Vanessa Goikoetxea (Rosario), Kevin Amiel ( Fernando) & Robert Tuohy @ Opéra de Limoges
Sous la baguette de son directeur musical Robert Tuohy, l’Orchestre de l’Opéra de Limoges livre une fort belle prestation, qui met en relief les qualités d’orchestrateur de Granados, que l’on connaît évidemment beaucoup mieux comme pianiste compositeur. Très sollicité pendant les deux premiers des trois tableaux que compte la partition, et confronté à une écriture touffue, le chœur (préparé par Elisabeth Brusselle) relève le défi haut la main et contribue pour une bonne part au succès de la soirée.
Des quatre solistes, Pepa est peut-être celle qui a le moins à chanter, et le beau timbre d’Héloïse Mas nous le fait encore plus regretter. Armando Noguera est un fier Paquiro, même s’il semble moins sonore dans le bas de la tessiture. Hoffmann à Dijon, Alfredo à Toulouse et Bordeaux, Kévin Amiel ne craint pas de se frotter au grand répertoire : curieusement, le ténor français, auquel on a parfois pu reprocher un excès d’assurance, reste ici sur son quant-à-soi. Quant au personnage principal, il trouve à Limoges une titulaire à l’exacte mesure du rôle : si l’on se tourne vers les derniers enregistrements, on constate que Rosario est confiée tant à des mezzos, tantôt à des sopranos relativement légers, la vérité se situant en fait à mi-chemin, un soprano plus large étant l’idéal.
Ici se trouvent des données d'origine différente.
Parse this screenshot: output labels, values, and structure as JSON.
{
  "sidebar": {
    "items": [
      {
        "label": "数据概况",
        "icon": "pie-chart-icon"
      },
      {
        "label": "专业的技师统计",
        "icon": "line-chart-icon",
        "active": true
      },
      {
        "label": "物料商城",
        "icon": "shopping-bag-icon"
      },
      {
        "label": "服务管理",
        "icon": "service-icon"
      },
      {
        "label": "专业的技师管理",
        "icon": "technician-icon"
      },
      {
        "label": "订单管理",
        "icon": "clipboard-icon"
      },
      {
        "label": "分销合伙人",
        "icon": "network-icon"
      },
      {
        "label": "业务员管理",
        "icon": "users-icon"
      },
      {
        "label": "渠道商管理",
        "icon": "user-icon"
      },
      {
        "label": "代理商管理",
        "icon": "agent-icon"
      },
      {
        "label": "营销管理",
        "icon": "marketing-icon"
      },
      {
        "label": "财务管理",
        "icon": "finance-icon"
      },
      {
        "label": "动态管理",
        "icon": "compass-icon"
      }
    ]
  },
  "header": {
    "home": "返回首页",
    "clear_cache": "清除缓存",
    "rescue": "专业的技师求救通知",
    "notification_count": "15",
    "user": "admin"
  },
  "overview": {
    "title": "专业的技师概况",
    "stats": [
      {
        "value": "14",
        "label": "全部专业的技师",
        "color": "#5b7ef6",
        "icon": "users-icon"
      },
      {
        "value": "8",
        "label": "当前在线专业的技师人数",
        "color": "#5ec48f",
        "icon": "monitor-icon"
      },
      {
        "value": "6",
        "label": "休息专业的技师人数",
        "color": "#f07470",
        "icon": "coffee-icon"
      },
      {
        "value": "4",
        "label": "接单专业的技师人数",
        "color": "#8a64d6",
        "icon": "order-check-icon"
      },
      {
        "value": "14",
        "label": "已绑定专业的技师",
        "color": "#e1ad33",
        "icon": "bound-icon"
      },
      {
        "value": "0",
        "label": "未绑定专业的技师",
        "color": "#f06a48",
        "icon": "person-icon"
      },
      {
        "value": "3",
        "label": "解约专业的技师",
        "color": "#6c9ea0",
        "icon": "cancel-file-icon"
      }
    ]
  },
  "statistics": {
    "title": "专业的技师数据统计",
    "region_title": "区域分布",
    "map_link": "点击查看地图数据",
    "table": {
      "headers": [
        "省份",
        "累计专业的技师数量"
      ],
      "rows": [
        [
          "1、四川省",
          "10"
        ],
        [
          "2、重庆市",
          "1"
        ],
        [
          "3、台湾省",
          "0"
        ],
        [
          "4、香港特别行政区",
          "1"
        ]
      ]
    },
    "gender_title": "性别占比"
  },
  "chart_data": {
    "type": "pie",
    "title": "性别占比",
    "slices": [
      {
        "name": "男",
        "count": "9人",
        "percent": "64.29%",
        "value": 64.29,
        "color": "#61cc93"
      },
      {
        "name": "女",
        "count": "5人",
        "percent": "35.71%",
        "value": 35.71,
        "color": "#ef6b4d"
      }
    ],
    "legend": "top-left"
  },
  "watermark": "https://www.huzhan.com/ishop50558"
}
Ayant à son répertoire Donna Anna, Alice Ford ou Hanna Glawari, auxquelles s’ajoutera prochainement Vitellia à Bilbao, Vanessa Goikoetxea (photo) confère à l’héroïne toute sa noblesse et sait traduire l’émotion du dernier tableau : capable de pianissimi dans « La Maja y el ruiseñor », elle maîtrise également le dramatisme de « El amor y la muerte ».